Scoutisme & construction du soi

Le Grand Bien Vous Fasse de mercredi dernier était consacré au scoutisme.
Comme lorsque j’étais jeune ado l’occasion m’a été donnée de découvrir les Scouts de France je ne résiste pas au plaisir de vous dire tout le bien que j’en pense, d’un point de vue personnel et, ensuite d’un point de vue de psychologue.
Je n’ai rien à dire sur l’émission dont j’ai juste capté quelques passages à la volée. C’est ici le thème qui m’importe.

Au plan personnel je dirais simplement que ma dette est immense vis-à-vis des Scouts de France car c’est avec eux et non l’école que j’ai appris à m’inscrire dans la relation sociale au sein d’un collectif, ce qui est autrement plus complexe que d’entretenir des amitiés duelles. Je pense qu’ils m’ont permis de déployer des compétences d’écoute, de dialogue, de décision, d’engagement, etc. qui me feraient terriblement défaut si je n’avais pas fait l’expérience du scoutisme.

Pour résumer les choses d’un point de vue de psychologue, je dirais que le scoutisme m’a formidablement aidé à devenir moi-même. Mieux : si l’enfant que j’étais a pu devenir adulte dans une relative sérénité, c’est bien grâce au scoutisme.
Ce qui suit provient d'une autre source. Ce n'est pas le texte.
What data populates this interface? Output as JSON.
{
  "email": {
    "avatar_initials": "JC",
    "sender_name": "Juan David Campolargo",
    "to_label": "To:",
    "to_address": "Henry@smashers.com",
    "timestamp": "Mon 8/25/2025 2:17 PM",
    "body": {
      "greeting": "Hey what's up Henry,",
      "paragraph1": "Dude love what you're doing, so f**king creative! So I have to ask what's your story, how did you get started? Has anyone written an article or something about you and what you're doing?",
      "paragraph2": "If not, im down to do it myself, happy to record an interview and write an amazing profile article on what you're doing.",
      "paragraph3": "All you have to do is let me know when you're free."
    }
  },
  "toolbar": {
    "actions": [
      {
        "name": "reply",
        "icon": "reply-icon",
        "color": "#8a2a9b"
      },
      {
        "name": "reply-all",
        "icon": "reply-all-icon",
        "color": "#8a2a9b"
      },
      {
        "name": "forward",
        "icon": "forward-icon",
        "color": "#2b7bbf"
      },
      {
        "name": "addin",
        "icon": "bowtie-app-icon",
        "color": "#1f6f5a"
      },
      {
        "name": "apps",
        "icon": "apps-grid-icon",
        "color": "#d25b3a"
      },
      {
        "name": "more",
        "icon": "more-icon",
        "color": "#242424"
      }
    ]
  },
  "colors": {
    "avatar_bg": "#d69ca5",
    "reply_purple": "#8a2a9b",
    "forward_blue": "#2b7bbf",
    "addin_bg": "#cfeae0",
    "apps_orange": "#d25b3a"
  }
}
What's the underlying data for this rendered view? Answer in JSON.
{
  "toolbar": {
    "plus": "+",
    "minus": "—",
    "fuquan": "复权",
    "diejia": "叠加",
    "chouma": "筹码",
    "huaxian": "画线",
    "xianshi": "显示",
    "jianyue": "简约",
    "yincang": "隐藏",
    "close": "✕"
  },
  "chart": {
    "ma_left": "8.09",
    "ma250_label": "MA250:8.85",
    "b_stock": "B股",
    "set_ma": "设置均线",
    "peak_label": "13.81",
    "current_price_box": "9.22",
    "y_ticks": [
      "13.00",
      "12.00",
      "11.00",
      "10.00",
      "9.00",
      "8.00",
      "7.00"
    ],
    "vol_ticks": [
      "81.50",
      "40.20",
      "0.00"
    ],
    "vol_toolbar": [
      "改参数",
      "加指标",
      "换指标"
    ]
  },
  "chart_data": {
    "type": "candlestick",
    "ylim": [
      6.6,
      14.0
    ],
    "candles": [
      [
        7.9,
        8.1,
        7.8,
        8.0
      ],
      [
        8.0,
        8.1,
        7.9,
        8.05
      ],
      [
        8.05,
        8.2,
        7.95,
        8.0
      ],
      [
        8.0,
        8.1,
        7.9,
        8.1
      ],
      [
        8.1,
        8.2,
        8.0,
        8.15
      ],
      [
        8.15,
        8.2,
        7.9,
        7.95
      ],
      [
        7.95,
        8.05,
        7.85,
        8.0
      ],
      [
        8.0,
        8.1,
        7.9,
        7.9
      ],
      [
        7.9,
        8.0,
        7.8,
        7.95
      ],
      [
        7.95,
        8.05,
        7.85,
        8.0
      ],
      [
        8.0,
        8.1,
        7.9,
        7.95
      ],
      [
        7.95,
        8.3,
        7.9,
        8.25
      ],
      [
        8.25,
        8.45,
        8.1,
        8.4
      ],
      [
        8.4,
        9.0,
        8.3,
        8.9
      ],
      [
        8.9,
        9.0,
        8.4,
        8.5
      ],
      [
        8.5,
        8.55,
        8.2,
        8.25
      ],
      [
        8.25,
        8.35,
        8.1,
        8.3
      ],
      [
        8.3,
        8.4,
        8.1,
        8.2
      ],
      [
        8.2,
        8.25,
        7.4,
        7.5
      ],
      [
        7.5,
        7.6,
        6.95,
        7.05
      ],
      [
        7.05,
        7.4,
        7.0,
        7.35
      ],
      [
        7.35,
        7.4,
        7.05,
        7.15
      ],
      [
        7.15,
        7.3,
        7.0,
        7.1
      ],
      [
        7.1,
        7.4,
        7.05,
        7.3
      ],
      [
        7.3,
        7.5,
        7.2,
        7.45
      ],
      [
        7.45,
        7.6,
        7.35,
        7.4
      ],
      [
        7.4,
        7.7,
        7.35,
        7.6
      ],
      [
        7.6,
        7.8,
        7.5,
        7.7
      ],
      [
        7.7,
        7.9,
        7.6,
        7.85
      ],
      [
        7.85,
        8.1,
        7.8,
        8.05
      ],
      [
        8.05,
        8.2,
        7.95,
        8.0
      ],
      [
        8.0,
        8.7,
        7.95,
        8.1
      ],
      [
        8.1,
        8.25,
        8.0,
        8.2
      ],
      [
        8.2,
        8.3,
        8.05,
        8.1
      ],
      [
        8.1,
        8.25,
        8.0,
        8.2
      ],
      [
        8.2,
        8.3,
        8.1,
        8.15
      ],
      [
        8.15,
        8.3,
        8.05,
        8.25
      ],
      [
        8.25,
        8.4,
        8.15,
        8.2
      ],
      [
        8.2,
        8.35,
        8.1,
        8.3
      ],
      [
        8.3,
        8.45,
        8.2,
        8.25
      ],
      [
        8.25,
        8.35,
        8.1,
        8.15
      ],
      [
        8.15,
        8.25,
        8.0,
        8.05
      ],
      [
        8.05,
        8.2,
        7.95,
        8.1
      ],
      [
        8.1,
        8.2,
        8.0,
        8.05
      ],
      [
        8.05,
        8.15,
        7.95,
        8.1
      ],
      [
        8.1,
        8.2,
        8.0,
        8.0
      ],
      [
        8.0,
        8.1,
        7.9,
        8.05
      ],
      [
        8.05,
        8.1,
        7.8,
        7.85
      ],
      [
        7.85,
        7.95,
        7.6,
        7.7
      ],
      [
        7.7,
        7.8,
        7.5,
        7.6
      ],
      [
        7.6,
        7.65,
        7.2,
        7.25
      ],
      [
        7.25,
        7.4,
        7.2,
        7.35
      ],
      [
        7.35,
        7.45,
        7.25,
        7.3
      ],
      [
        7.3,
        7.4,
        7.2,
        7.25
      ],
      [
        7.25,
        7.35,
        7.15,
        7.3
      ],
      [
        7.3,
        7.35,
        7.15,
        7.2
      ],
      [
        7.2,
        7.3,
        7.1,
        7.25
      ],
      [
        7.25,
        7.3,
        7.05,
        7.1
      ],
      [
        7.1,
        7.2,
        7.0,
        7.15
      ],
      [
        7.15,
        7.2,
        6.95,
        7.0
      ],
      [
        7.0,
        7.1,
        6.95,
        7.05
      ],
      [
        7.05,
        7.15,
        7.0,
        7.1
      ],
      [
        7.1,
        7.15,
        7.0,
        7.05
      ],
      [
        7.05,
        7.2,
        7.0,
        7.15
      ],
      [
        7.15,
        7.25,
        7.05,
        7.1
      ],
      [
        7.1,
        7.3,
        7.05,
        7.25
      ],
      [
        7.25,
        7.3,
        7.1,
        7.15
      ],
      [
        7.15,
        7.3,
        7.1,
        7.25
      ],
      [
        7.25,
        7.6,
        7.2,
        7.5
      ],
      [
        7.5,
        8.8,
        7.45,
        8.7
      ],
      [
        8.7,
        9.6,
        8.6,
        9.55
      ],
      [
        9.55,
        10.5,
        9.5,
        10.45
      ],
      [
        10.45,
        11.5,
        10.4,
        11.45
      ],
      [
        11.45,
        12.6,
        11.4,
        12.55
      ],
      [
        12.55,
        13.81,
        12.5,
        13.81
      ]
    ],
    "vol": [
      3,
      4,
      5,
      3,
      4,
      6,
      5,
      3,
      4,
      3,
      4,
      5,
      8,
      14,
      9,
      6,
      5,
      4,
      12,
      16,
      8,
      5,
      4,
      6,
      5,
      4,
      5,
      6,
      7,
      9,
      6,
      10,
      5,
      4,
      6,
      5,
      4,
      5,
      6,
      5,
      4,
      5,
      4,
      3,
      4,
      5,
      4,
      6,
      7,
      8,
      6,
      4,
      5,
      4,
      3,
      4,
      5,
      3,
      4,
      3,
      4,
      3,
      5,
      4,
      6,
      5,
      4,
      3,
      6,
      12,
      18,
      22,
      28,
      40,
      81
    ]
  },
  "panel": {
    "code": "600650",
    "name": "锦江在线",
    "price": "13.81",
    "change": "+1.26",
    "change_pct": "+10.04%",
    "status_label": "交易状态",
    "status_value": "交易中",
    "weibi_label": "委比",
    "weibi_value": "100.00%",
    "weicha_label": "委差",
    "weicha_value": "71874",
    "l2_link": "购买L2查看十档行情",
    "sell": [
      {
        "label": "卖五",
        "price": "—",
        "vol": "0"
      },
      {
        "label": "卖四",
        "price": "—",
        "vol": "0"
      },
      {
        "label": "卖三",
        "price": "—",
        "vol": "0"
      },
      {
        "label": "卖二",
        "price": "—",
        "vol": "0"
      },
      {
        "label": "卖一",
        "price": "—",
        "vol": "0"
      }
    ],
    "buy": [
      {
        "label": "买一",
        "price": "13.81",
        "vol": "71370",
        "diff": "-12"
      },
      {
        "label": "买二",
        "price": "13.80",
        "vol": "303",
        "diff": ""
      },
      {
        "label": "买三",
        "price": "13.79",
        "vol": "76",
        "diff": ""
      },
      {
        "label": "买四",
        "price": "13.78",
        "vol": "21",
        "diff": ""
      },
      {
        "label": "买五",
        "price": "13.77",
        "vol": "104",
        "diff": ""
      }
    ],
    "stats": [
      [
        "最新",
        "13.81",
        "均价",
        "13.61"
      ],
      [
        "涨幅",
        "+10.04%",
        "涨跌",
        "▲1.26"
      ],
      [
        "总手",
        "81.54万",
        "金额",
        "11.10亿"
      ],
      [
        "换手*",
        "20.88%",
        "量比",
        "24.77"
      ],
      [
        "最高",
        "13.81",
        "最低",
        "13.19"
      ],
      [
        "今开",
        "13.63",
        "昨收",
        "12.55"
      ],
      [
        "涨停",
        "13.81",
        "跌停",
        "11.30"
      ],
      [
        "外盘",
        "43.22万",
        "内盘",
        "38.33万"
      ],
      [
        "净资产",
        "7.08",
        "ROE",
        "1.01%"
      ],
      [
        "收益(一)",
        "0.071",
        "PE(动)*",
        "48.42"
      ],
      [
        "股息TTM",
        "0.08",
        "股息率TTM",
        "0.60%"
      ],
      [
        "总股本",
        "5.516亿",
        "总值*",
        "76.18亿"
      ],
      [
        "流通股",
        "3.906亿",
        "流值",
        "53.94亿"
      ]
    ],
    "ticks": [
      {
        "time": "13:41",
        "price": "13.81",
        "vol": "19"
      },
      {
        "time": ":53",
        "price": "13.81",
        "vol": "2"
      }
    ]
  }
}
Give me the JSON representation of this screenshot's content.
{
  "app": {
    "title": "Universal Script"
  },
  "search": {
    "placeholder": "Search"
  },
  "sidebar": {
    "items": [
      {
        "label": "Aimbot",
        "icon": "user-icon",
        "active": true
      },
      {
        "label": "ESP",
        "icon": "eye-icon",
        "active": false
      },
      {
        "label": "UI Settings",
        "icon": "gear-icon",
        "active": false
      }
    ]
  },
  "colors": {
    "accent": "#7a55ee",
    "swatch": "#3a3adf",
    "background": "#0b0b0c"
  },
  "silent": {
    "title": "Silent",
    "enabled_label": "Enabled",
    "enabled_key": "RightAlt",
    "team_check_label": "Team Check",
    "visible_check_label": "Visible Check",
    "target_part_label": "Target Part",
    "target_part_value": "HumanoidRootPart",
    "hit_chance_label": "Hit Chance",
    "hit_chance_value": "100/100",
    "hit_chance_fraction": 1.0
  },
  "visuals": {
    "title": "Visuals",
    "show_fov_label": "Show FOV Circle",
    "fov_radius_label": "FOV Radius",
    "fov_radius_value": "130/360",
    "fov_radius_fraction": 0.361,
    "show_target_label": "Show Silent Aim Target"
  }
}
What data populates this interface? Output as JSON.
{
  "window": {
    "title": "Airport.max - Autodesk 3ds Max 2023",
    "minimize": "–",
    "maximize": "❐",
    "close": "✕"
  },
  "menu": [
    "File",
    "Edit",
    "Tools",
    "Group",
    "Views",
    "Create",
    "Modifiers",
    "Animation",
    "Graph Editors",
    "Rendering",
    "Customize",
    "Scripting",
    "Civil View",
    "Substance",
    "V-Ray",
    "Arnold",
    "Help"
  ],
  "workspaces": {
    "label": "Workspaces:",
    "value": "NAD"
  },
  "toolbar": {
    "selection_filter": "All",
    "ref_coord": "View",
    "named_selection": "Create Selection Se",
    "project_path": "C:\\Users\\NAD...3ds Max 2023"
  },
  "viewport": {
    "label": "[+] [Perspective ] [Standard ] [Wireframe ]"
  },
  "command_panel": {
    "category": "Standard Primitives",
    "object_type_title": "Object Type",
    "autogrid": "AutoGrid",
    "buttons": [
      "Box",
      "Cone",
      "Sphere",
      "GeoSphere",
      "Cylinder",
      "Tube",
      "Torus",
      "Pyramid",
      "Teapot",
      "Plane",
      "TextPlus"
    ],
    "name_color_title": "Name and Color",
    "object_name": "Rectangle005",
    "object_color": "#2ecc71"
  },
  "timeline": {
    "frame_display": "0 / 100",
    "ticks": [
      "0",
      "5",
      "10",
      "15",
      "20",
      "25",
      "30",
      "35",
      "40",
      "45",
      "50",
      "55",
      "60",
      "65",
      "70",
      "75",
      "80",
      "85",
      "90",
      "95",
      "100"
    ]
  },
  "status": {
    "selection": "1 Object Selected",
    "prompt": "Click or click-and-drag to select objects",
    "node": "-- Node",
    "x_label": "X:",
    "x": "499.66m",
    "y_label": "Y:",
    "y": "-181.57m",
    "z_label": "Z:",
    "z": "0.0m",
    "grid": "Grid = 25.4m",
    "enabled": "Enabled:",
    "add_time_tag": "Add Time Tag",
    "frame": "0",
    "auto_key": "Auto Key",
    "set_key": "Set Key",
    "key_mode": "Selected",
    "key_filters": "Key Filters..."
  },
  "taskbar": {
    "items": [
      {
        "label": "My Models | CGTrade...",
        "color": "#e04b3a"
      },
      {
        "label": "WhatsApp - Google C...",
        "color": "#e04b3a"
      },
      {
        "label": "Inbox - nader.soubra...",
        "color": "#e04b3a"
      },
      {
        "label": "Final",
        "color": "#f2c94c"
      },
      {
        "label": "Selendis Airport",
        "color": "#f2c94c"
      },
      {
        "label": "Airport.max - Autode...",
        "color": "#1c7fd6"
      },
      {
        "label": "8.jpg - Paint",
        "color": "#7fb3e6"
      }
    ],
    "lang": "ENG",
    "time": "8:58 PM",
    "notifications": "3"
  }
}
Mais je ne vais pas vous dire ici ce qu’est le scoutisme. Vous trouverez ça partout. Je vais vous parler du reste, ce qui n’est pas dit et qui, pourtant explique pourquoi la pratique du scoutisme est tellement bénéfique pour l’adolescent. C’est bon pour l’enfant, bien sûr, mais infiniment plus pour l’adolescent.

Car l’adolescence est la période au cours de laquelle nous passons d’un milieu familial quel qu’il soit à un environnement social élargi qui constituera le nouveau support de notre identité future.

Le soi se construit dans ce qu’on a appelé le miroir social, cad, notre entourage qui, (selon la manière dont il nous voit, nous parle, nous traite) nous renvoie l’image qu’il se fait de nous-même, image que nous intériorisons (imitons) de sorte que nous nous voyons dans notre entourage comme s’il s’agissait d’un miroir.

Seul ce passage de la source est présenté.